From Monday July 1, 2019 from 7pm PDT to Tuesday July 2, 2019 8:23 AM PDT we experienced delays in our data processing system. During this incident customers couldn’t see data ingested up to the last 4hrs in Amplitude. No data was lost during the incident.
- On Monday July 1, 2019 we discovered our data processing systems skipped processing data between Sunday June 30, 2019 10:20 PM PDT and 10:55 PM PDT, while recovering from AWS AZ networking issues.
- Monday July 1, 2019 our team got together to finalize the plan to reprocess the data and scheduled a maintenance window from Monday July 1, 2019 7PM PDT.
- On Monday July 1, 2019 7PM PDT we stopped our data processing system and reset it to start processing data from Sunday June 30, 2019 10:20 PM PDT, skipping events that are already processed. We initially estimated reprocessing of 24hrs of data to take 4hrs but it took 14hrs for data processing systems to catch up fully with live data.
Scope of the Impact
- Due to delayed data processing during the emergency maintenance window between Monday July 1, 2019 from 7pm PDT to Tuesday July 2, 2019 8:23 AM PDT, customers couldn’t see data ingested up to the last 4hrs in Charts or User Activity in Amplitude. No data was lost during the incident.
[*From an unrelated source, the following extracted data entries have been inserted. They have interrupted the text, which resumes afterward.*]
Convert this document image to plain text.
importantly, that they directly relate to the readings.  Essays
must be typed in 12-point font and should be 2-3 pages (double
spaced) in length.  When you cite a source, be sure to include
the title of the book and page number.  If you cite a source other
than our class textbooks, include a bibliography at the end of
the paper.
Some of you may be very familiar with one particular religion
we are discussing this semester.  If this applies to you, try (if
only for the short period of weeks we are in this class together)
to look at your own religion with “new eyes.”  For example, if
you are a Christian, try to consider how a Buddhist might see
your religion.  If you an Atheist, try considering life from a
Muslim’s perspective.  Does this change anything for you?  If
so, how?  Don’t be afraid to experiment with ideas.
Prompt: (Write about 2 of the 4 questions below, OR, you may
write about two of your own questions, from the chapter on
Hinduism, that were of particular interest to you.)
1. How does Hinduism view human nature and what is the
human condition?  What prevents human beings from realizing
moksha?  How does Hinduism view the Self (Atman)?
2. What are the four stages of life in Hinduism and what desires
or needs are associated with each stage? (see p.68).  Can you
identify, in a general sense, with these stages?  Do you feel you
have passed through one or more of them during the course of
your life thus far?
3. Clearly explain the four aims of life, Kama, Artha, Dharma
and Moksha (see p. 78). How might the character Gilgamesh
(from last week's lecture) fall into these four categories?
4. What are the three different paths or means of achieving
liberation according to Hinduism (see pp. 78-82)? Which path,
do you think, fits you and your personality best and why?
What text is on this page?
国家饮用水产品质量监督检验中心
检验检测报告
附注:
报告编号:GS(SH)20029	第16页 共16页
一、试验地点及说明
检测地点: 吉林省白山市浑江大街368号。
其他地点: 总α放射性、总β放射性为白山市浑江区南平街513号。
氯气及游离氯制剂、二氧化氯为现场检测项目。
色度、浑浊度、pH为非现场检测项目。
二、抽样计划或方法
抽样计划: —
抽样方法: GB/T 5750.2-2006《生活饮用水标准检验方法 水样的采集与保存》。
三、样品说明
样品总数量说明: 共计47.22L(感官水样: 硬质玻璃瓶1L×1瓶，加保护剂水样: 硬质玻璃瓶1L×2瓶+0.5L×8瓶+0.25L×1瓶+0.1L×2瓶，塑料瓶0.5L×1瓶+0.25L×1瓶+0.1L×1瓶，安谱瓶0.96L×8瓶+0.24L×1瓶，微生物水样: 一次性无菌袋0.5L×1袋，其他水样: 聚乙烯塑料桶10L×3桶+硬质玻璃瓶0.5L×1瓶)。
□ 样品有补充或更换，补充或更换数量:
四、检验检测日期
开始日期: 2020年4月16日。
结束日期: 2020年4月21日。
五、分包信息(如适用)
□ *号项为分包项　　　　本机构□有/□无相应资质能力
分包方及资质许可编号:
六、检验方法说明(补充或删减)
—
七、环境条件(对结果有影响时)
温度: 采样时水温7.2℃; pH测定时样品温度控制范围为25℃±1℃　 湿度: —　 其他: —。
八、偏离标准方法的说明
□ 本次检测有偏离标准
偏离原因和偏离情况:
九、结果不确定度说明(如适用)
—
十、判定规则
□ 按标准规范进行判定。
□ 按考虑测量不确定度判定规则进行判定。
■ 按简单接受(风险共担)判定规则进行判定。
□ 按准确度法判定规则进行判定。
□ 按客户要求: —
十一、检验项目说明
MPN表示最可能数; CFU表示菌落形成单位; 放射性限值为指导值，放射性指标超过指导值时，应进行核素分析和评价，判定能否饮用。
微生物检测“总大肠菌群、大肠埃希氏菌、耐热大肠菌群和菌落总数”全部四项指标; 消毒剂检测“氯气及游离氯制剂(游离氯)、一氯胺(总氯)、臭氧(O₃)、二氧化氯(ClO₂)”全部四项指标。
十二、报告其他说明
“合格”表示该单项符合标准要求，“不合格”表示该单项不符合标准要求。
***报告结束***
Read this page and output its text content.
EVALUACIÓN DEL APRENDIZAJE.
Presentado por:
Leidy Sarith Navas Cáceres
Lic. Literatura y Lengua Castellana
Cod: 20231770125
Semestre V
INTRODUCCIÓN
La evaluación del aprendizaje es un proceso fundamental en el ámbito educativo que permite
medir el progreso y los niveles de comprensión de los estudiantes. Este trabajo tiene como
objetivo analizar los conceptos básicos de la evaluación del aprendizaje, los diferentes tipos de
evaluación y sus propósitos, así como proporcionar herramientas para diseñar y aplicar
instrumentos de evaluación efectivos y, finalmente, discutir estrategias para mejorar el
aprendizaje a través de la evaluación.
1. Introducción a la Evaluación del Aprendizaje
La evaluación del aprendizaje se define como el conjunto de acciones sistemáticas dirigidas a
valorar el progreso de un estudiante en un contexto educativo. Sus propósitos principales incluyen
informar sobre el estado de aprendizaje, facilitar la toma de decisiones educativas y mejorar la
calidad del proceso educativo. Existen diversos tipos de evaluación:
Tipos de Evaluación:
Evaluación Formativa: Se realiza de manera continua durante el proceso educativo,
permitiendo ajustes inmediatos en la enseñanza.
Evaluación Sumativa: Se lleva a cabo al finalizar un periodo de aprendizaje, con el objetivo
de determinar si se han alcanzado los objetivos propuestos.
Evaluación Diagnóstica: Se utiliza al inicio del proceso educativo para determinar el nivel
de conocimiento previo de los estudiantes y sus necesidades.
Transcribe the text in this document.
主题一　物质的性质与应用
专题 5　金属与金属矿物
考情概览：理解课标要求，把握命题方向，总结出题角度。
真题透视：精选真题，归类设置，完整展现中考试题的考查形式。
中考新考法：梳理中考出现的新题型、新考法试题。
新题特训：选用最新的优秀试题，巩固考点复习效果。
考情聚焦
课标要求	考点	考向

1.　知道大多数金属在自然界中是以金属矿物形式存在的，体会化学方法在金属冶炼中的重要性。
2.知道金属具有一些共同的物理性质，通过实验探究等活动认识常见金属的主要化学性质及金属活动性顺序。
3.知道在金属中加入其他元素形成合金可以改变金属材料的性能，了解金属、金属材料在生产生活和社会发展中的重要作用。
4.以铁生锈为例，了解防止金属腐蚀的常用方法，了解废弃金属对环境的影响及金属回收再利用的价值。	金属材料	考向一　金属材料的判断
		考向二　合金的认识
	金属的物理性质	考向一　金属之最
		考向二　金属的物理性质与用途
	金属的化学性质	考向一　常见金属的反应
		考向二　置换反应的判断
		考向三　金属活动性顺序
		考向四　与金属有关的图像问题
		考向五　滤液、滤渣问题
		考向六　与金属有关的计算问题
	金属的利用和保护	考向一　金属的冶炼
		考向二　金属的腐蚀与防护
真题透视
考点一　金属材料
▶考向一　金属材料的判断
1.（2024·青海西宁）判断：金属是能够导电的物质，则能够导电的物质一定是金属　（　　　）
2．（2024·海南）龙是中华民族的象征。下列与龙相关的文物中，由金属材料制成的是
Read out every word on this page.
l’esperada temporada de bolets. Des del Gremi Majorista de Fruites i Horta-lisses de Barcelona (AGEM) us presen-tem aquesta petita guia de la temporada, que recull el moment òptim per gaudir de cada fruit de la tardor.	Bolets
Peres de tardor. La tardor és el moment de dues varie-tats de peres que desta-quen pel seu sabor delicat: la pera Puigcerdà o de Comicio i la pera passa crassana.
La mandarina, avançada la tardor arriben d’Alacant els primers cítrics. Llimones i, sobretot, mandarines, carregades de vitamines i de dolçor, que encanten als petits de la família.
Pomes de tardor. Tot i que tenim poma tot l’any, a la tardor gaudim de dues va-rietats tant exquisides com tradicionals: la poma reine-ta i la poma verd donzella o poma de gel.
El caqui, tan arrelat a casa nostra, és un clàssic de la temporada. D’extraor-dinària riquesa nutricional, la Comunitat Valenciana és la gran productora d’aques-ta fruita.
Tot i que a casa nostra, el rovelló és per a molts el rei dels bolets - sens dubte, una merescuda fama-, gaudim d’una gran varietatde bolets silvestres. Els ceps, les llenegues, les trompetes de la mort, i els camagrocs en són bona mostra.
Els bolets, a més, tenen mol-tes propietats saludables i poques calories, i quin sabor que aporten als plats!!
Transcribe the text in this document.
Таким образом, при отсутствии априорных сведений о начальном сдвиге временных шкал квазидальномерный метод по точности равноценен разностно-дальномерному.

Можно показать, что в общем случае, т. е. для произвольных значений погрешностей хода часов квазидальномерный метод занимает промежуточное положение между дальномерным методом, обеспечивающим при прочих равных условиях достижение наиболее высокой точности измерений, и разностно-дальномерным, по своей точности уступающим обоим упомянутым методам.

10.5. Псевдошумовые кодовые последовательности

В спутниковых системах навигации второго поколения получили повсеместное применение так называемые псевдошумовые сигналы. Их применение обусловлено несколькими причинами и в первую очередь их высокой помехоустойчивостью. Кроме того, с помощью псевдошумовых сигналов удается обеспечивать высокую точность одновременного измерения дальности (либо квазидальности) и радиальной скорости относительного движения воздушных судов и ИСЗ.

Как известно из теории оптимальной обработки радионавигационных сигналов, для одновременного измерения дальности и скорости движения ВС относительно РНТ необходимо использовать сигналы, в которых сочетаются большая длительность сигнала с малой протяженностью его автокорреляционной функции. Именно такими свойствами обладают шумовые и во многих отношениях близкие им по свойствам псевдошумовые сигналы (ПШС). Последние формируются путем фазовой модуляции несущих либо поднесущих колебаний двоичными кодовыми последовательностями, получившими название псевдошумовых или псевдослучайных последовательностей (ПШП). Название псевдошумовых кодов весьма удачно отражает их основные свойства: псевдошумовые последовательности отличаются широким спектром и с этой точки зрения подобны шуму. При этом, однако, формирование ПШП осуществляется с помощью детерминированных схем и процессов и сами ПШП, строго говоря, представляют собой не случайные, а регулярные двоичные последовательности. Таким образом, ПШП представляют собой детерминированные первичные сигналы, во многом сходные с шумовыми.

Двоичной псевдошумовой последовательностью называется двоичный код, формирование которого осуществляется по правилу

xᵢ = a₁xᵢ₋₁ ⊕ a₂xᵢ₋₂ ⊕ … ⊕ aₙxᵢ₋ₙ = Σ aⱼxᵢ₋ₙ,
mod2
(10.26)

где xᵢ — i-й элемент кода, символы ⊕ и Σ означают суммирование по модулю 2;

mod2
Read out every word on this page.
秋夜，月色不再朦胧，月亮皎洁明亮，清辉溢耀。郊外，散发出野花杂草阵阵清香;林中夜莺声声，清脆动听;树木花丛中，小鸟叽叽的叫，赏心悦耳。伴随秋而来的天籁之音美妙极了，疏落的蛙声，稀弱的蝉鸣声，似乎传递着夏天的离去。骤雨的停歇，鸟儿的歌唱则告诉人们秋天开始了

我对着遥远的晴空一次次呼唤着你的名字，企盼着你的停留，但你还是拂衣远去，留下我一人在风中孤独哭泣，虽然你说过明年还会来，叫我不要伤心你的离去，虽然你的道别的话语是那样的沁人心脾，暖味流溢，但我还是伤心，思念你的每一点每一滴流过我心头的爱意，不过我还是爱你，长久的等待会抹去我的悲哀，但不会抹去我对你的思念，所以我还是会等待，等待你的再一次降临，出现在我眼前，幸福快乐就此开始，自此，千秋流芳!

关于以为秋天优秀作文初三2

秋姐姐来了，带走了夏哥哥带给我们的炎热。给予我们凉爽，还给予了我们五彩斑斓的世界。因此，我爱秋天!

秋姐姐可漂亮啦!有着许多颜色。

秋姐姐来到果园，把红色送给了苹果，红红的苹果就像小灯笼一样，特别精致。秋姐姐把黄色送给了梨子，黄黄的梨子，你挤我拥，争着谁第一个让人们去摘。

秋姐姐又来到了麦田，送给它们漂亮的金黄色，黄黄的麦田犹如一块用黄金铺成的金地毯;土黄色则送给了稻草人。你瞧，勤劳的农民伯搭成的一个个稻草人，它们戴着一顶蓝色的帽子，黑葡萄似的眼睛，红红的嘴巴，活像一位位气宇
- Data between Sunday June 30, 2019 10:20 PM PDT to 10:55 PM PDT was missing in Amplitude charts until Monday July 1, 2019 7pm PDT.
- In the cases where the user property was not sent explicitly, events between Sunday June 30, 2019 10:20 PM PDT to 10:55 PM PDT which were processed one day later could have the latest synced user properties.
Why did data processing delays last so long?
Data processing system has some dependencies which don’t auto scale. We overestimated extra provisioned capacity we have, due to this recovery went slower than what we expected.
What are we doing to prevent it from happening again?
There’s a lot to learn and improve on from this incident, and we’d like to share a few of the specific actions we’re taking/taken to avoid future incidents like it.
- We fixed the problematic failure handling code that resulted in events getting skipped.
- We are implementing monitors to catch the missing data issue immediately.
- We are improving on-call steps to handle AWS AZ networking issues.
- We created a team to improve and benchmark maximum throughput of our data processing system to reduce and better estimate recovery speeds.
- We are going to look into better ways of reprocessing data to minimize the impact on data processing delays.
We understand that our customers rely on us to reliably collect and process data about their product, and we apologize for the incident and any complications it has caused. We will do everything we can to improve our processes to ensure that you can rely on Amplitude in the future.